The berry category ranks first in total produce with $6.5 billion in annual sales, followed by apples ($4.4 billion), lettuce ($4.2 billion), grapes ($3.7 billion) tomatoes ($3.7 billion), bananas ($3.5 billion), potato ($2.9 billion), melons ($2.7 billion), and bagged salads ($2.5 billion). In the berry category, the blueberry has a total of $1.4 billion annual sales and strawberries remain the largest berry segment.

 

Frozen blueberry sales data

In 2016 frozen fruit sales, blueberry ranked third. The volume sold for frozen blueberry fruit was 50.9 mm pounds or 14.7% of the total pound share. The volume sold for frozen strawberries, on the other hand, reached 77.8 mm pounds or 22.5% pound share. Other top frozen fruit products are mixed fruit (44.6 mm pounds, 12.9% pound share), mango (17.7 mm pounds, 4.9%), peach (10.9 mm pounds, 3.2%), pineapple (10.0 mm pounds, 2.9%), wild blueberry (9.0 mm pounds, 2.6%), triple berry blend (6.6 mm pounds, 1.9%), and dark sweet cherry (1.8%).

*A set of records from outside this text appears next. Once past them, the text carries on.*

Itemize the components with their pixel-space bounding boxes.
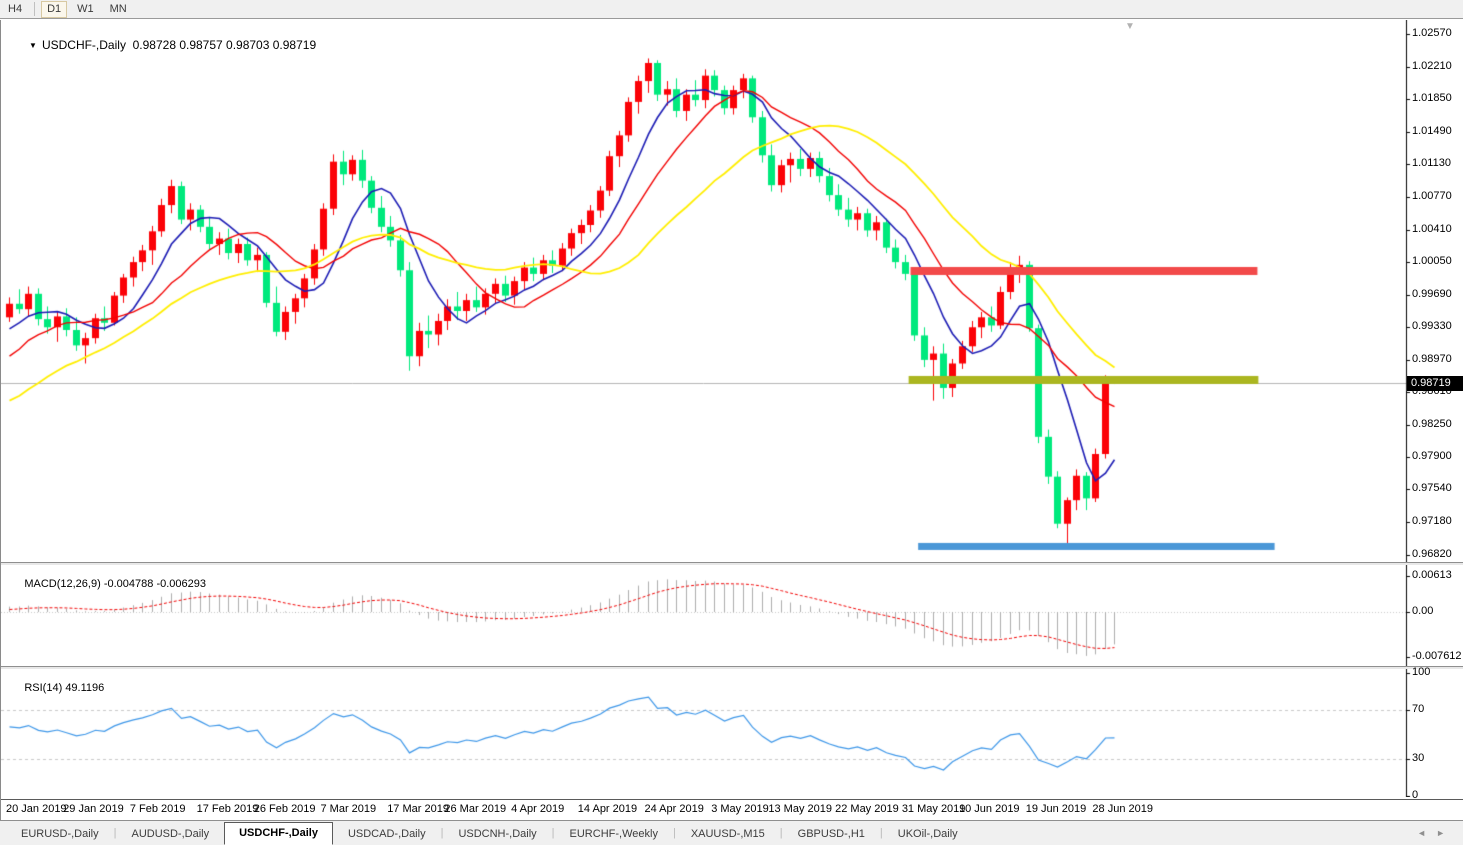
price-axis-label: 1.01130 <box>1412 157 1451 170</box>
tab-separator: | <box>440 826 444 839</box>
price-axis-label: 0.99330 <box>1412 320 1452 333</box>
date-axis-label: 26 Mar 2019 <box>444 803 507 815</box>
date-axis-label: 26 Feb 2019 <box>253 803 316 815</box>
date-axis-label: 22 May 2019 <box>835 803 899 815</box>
chart-tab-bar: EURUSD-,Daily | AUDUSD-,Daily USDCHF-,Daily… <box>0 820 1463 845</box>
date-axis-label: 20 Jan 2019 <box>6 803 67 815</box>
timeframe-toolbar: H4 D1 W1 MN <box>0 0 1463 19</box>
date-axis-label: 4 Apr 2019 <box>511 803 565 815</box>
macd-axis-label: 0.00613 <box>1412 568 1452 581</box>
chart-title: ▼ USDCHF-,Daily 0.98728 0.98757 0.98703 0… <box>9 24 316 66</box>
tab-separator: | <box>879 826 883 839</box>
price-axis-label: 1.02570 <box>1412 27 1452 39</box>
macd-axis-label: -0.007612 <box>1412 649 1462 662</box>
main-chart-canvas[interactable] <box>1 20 1463 797</box>
price-axis-label: 1.01490 <box>1412 124 1452 137</box>
price-axis-label: 0.97540 <box>1412 482 1452 495</box>
date-axis-label: 19 Jun 2019 <box>1025 803 1087 815</box>
chart-ohlc-values: 0.98728 0.98757 0.98703 0.98719 <box>132 38 317 52</box>
date-axis-label: 28 Jun 2019 <box>1092 803 1153 815</box>
macd-axis-label: 0.00 <box>1412 605 1434 617</box>
date-axis[interactable]: 20 Jan 2019 29 Jan 2019 7 Feb 2019 17 Feb 2… <box>1 799 1463 820</box>
date-axis-label: 17 Mar 2019 <box>387 803 449 815</box>
date-axis-label: 7 Mar 2019 <box>320 803 377 815</box>
chart-tab-gbpusd[interactable]: GBPUSD-,H1 <box>797 828 865 840</box>
timeframe-button-w1[interactable]: W1 <box>77 2 94 15</box>
panel-splitter[interactable] <box>1 666 1463 669</box>
tab-separator: | <box>113 826 117 839</box>
price-axis-label: 1.01850 <box>1412 92 1452 105</box>
tab-scroll-left-icon[interactable]: ◄ <box>1417 828 1437 838</box>
date-axis-label: 31 May 2019 <box>901 803 966 815</box>
price-axis-label: 0.97900 <box>1412 449 1452 462</box>
price-axis-label: 1.02210 <box>1412 59 1452 72</box>
rsi-axis-label: 100 <box>1412 666 1431 679</box>
date-axis-label: 24 Apr 2019 <box>644 803 704 815</box>
rsi-axis-label: 30 <box>1412 752 1425 764</box>
tab-separator: | <box>672 826 676 839</box>
price-axis-label: 1.00050 <box>1412 255 1452 268</box>
chart-tab-xauusd[interactable]: XAUUSD-,M15 <box>690 828 765 840</box>
price-axis-label: 0.97180 <box>1412 514 1452 527</box>
price-axis-label: 1.00410 <box>1412 222 1452 235</box>
macd-indicator-label: MACD(12,26,9) -0.004788 -0.006293 <box>24 578 206 590</box>
price-axis-label: 0.98970 <box>1412 352 1452 365</box>
tab-scroll-controls: ◄► <box>1417 828 1455 838</box>
rsi-axis-label: 70 <box>1412 703 1425 715</box>
date-axis-label: 14 Apr 2019 <box>577 803 638 815</box>
timeframe-button-mn[interactable]: MN <box>109 2 127 15</box>
date-axis-label: 7 Feb 2019 <box>129 803 186 815</box>
price-axis-label: 0.98250 <box>1412 418 1452 431</box>
date-axis-label: 3 May 2019 <box>711 803 769 815</box>
tab-separator: | <box>779 826 783 839</box>
chart-tab-ukoil[interactable]: UKOil-,Daily <box>897 828 958 840</box>
price-axis-label: 0.99690 <box>1412 287 1452 300</box>
toolbar-separator <box>34 2 36 16</box>
chart-symbol-label: USDCHF-,Daily <box>41 38 126 52</box>
tab-scroll-right-icon[interactable]: ► <box>1436 828 1455 838</box>
chart-tab-usdcnh[interactable]: USDCNH-,Daily <box>458 828 537 840</box>
date-axis-label: 17 Feb 2019 <box>196 803 259 815</box>
price-axis-label: 1.00770 <box>1412 189 1452 202</box>
symbol-dropdown-icon[interactable]: ▼ <box>29 41 37 50</box>
date-axis-label: 10 Jun 2019 <box>959 803 1020 815</box>
chart-tab-eurusd[interactable]: EURUSD-,Daily <box>21 828 99 840</box>
chart-tab-audusd[interactable]: AUDUSD-,Daily <box>131 828 210 840</box>
rsi-indicator-label: RSI(14) 49.1196 <box>24 682 105 694</box>
timeframe-button-d1[interactable]: D1 <box>41 0 68 18</box>
chart-tab-usdchf[interactable]: USDCHF-,Daily <box>224 822 333 845</box>
chart-tab-eurchf[interactable]: EURCHF-,Weekly <box>569 828 658 840</box>
timeframe-button-h4[interactable]: H4 <box>8 2 23 15</box>
chart-shift-marker-icon[interactable]: ▼ <box>1125 21 1135 32</box>
chart-tab-usdcad[interactable]: USDCAD-,Daily <box>347 828 426 840</box>
tab-separator: | <box>551 826 555 839</box>
price-axis-label: 0.96820 <box>1412 547 1452 560</box>
bid-price-badge: 0.98719 <box>1407 375 1463 391</box>
panel-splitter[interactable] <box>1 562 1463 565</box>
date-axis-label: 13 May 2019 <box>768 803 832 815</box>
date-axis-label: 29 Jan 2019 <box>63 803 124 815</box>
rsi-axis-label: 0 <box>1412 788 1419 801</box>
chart-window: ▼ USDCHF-,Daily 0.98728 0.98757 0.98703 0… <box>0 20 1463 820</box>
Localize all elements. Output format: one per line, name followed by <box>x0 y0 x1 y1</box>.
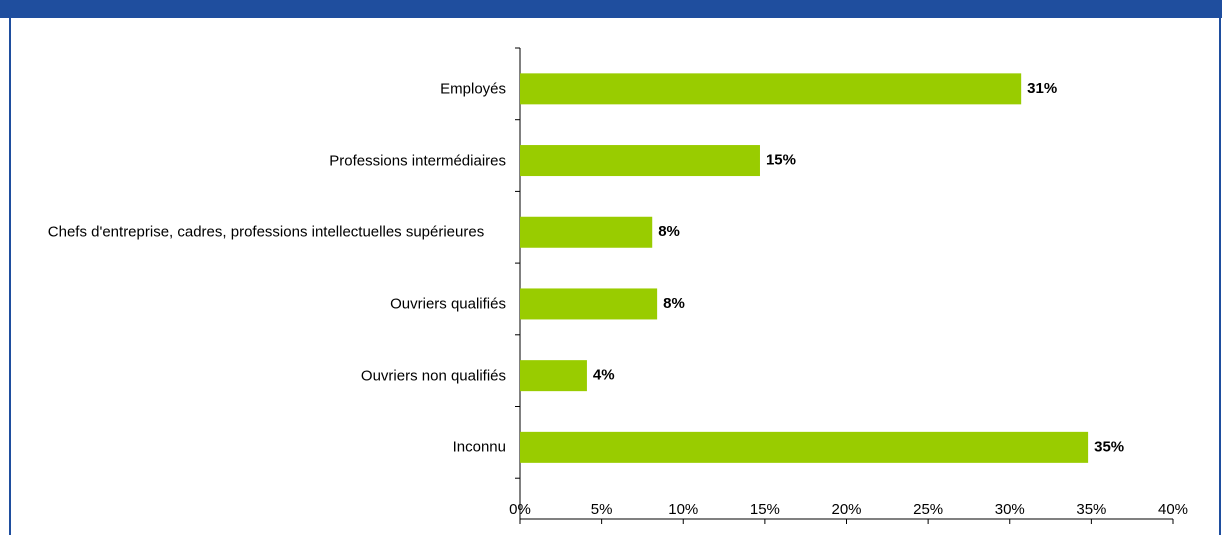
data-label: 4% <box>593 367 615 384</box>
bar <box>520 431 1089 463</box>
x-tick-label: 10% <box>668 501 698 518</box>
bar <box>520 288 658 320</box>
bar <box>520 360 587 392</box>
y-tick-label: Ouvriers non qualifiés <box>360 367 506 385</box>
y-tick-label: Chefs d'entreprise, cadres, professions … <box>47 223 485 241</box>
x-tick-label: 30% <box>995 501 1025 518</box>
data-label: 35% <box>1094 438 1124 455</box>
data-label: 31% <box>1027 80 1057 97</box>
y-tick-label: Professions intermédiaires <box>329 152 506 170</box>
x-tick-label: 25% <box>913 501 943 518</box>
frame-left <box>9 0 11 535</box>
frame-right <box>1219 0 1221 535</box>
bar <box>520 73 1022 105</box>
bar <box>520 145 760 177</box>
bar <box>520 216 653 248</box>
x-tick-label: 15% <box>750 501 780 518</box>
data-label: 8% <box>658 223 680 240</box>
header-bar <box>0 0 1222 18</box>
x-tick-label: 40% <box>1158 501 1188 518</box>
x-tick-label: 5% <box>591 501 613 518</box>
y-tick-label: Inconnu <box>452 438 506 456</box>
x-tick-label: 20% <box>831 501 861 518</box>
x-tick-label: 35% <box>1076 501 1106 518</box>
data-label: 8% <box>663 295 685 312</box>
y-tick-label: Employés <box>440 80 506 98</box>
x-tick-label: 0% <box>509 501 531 518</box>
y-tick-label: Ouvriers qualifiés <box>390 295 506 313</box>
data-label: 15% <box>766 152 796 169</box>
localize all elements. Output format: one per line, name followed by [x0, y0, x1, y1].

Demand for blueberries also surged in Peru. Consulting and investment services provider in agribusiness Terra Business SAC’s General Manager Federico Beltran told FreshPlaza that one of the few positive aspects of the pandemic is that it enabled the agribusiness in Peru to develop a period that does not match the main export window for several products, including the blueberry. Peru’s blueberries are mainly marketed abroad. Between January and February this year, the leading role belongs to Chile and other producers. However, Peru expects a “strong rearrangement” in the coming months.

 

 

Beltran, who is an agricultural engineer by education, thinks that by July, things will be more fluid and organized and people in the country will be more interested to consume healthy products, including blueberries. He also said that “the country will have 20,000 hectares of blueberry in the next five years.” Last year, Peru’s total berry export reached 10,963 hectares.

He further opined that producers in the country should not neglect the fields and the exported product must maintain its high-quality characteristics, which means good quality, appearance, flavor, and firmness. Many firms in Peru achieve it as they have developed high-quality standards for the past 15 or 20 years in the business, helping the Peru agribusiness sector grow so fast.

Post-harvest is also as important as the production of blueberries. A challenge the sector faces is the distance of the Peruvian blueberries. Most are sent to the US, China, and Europe but it normally takes 30 days for the export, putting Peru at a disadvantage against other producers that are near the borders of the US. Mexico, for instance, only takes 2 days to deliver its product to the US.

The peak of the US and Peru blueberry season is now in sight and growers just have to match the growing conditions to enjoy good returns.